= Diljit Singh Virk =

Indian philatelist

Brigadier Diljit Singh Virk (23 May 1914 – 21 July 1997) was an Indian philatelist who was added to the Roll of Distinguished Philatelists in 1993.

Brig D. S. Virk joined the Postal Department in 1939 and then volunteered for Indian Army Post Office during World War II. He served with the Pai Force and also in the Middle East Command. He was the postal officer of the British Indian Contingent of the Occupation Force in Japan. In 1968 he was awarded the Ati Vishisht Seva Medal (AVSM) a military award given to recognize "distinguished service of an exceptional order" by the President of India. He was entrusted to raise the Army Postal Service and as a result on 1 March 1972 Army Postal Service Corps was raised as a separate corps of the Army under the stewardship of Brig. D. S. Virk as its first director.

Brig D. S. Virk was a member of the Philatelic Advisory Committee for many years. He was a founder member of the Philatelic Congress of India and has served as Bureau member of Literature Commission (1988–92) and Postal History (1978–88) at FIP. He was invited to sign the Roll of Distinguished Philatelists (RDP) at a ceremony held at Edinburgh that coincided with the 75th Philatelic Congress of Great Britain on 18 September 1993. He is the second Indian philatelist to be honoured to sign RDP. So far Mr. D. N. Jatia (1983) and Brig. Virk have been so honoured. He was the Vice President and later the President of the Philatelic Congress of India (1994).

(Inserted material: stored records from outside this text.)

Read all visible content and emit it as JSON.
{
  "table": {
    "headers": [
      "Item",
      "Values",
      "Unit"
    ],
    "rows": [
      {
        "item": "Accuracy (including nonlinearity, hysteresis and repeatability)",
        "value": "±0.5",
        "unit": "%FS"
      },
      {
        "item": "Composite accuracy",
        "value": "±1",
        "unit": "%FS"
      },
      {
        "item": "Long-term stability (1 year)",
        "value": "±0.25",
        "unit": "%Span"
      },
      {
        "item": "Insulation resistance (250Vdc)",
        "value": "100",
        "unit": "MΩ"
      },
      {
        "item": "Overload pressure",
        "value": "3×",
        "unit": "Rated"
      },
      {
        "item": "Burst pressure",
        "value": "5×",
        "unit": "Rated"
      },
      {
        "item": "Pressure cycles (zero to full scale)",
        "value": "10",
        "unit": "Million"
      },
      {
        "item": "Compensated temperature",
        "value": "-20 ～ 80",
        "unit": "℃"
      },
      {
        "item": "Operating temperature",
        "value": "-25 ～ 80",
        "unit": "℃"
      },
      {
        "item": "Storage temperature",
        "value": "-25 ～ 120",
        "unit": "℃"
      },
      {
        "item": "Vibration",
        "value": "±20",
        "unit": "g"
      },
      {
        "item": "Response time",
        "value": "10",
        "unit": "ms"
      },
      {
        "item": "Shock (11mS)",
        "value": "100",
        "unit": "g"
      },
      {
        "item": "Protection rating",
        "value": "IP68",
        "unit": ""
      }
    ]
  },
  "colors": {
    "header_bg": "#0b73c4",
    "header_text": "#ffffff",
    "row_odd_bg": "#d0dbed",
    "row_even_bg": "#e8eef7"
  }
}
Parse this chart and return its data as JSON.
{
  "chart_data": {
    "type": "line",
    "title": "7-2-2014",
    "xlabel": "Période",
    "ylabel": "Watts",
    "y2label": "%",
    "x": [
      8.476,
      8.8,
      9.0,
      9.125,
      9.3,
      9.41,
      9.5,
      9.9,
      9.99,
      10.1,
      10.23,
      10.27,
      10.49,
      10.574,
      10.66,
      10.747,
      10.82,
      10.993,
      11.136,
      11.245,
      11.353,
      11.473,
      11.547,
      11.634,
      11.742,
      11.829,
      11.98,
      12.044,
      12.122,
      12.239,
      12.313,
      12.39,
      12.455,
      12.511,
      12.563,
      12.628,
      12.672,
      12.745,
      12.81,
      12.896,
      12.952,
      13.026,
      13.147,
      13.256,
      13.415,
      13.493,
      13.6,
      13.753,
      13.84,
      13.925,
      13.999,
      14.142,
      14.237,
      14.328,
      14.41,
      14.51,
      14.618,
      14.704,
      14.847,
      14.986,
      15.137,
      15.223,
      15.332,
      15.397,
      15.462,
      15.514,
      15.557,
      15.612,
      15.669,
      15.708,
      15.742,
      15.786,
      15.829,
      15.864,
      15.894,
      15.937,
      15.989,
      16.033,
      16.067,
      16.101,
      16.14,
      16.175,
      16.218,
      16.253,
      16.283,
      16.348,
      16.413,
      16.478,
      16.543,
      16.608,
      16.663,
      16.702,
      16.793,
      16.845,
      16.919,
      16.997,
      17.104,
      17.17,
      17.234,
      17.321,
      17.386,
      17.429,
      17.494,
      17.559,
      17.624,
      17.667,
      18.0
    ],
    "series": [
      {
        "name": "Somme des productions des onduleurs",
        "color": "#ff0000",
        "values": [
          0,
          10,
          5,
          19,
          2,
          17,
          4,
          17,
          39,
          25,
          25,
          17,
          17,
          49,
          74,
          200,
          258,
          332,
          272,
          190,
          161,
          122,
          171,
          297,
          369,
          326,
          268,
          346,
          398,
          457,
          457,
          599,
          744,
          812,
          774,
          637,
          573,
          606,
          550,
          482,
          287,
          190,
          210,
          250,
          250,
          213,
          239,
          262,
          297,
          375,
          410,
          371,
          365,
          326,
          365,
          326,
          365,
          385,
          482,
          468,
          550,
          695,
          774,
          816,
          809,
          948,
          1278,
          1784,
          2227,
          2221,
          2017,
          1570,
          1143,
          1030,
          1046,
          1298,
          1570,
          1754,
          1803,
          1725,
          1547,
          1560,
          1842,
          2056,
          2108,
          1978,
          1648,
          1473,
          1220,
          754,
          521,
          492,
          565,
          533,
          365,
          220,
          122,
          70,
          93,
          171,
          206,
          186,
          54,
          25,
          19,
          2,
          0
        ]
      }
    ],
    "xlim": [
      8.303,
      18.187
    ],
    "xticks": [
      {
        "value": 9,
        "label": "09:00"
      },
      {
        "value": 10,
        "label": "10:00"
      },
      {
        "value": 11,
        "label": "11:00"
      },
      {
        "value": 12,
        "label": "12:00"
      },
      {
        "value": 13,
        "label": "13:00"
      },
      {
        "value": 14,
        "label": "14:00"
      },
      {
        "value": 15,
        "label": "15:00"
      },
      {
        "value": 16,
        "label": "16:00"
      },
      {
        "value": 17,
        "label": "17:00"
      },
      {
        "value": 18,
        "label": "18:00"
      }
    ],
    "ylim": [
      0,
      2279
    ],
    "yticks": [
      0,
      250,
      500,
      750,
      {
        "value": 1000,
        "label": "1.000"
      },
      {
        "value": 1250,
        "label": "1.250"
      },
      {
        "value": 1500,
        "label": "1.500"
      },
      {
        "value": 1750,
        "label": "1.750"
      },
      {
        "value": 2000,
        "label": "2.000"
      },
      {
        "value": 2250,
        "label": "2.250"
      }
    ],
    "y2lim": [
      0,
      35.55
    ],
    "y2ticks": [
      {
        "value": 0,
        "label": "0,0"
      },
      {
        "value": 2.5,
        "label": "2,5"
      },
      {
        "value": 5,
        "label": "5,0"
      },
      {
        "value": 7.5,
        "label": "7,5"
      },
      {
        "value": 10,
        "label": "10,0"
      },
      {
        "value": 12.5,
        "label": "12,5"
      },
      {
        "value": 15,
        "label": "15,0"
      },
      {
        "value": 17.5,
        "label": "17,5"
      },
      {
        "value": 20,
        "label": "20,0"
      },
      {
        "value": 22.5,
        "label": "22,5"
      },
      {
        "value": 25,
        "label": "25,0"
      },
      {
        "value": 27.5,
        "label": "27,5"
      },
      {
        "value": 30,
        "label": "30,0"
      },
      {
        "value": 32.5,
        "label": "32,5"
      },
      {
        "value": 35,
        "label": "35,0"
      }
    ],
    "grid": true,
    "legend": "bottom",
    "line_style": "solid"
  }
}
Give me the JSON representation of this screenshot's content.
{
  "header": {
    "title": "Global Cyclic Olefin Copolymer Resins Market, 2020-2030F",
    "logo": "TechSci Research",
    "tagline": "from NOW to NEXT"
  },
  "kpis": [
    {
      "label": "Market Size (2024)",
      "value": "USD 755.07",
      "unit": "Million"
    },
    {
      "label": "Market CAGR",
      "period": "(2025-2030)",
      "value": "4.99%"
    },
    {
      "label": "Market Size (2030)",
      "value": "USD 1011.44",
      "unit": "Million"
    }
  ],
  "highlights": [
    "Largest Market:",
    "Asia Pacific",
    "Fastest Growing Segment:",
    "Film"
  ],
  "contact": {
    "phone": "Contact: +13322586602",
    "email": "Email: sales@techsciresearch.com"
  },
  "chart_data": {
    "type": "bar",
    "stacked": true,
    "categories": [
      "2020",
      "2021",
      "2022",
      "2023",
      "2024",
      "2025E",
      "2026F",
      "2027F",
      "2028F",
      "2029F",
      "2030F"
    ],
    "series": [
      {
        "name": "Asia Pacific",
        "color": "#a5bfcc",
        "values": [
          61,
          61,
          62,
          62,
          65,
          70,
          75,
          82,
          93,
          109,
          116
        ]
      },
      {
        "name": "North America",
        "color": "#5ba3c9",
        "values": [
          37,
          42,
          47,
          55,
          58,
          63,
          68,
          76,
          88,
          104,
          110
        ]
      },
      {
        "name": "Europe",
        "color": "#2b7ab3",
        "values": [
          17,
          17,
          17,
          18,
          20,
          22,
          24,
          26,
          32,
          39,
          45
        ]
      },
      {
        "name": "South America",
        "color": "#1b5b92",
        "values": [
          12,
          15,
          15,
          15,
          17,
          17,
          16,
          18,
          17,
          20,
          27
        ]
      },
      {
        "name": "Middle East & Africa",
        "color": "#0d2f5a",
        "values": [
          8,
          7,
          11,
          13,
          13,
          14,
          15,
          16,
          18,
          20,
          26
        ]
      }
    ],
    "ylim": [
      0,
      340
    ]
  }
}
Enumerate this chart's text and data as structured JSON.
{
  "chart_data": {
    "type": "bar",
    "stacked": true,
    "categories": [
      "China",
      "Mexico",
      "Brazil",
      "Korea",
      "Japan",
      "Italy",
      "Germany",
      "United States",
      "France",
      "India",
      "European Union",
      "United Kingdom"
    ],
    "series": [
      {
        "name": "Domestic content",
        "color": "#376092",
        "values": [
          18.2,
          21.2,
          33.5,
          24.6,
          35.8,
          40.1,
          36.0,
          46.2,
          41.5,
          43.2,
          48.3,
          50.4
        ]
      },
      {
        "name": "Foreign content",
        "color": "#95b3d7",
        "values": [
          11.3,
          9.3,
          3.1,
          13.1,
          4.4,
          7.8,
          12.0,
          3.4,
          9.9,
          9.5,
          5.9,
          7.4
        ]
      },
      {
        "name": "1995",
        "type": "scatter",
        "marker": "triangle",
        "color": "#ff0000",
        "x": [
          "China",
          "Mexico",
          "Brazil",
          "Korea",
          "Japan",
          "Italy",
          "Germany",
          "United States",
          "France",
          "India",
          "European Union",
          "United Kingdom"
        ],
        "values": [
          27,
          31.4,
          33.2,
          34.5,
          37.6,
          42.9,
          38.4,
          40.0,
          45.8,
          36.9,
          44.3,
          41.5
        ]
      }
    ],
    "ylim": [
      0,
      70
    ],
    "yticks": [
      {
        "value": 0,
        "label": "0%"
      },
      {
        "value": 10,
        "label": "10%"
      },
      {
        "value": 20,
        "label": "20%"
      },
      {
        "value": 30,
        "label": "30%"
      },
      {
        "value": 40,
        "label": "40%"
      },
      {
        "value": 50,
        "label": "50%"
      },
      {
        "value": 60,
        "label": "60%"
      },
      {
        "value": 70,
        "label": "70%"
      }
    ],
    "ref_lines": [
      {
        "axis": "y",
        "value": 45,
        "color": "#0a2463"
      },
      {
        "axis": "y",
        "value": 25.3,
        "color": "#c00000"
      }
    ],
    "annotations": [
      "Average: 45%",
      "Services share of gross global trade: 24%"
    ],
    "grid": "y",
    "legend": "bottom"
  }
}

Brigadier Virk had published excellent research on the movement of Field Post Offices (FPO) during the Second World War. His interest was in the Postal History and he wrote a number of books as the sole author / co-author such as Indian Army Post Offices - Locations and Movements 1939–47, Postal Censorship in India, 1939–1945, Postal History of Indian Campaigns: China Expeditionary Force 1900 -1923, Postal History of Indian Military Campaigns: Sikkim-Tibet, 1903–1908, Indian Army Post Offices in the Second World War, Army Post Offices and Philately: A collection of articles. His publication Indian Postal History, 1873-1923: Gleanings from Post Office Records won the Martin Memorial Trophy of the India Study Circle in 1991. Brig. D. S. Virk is known as the doyen of the Forces Philately in India.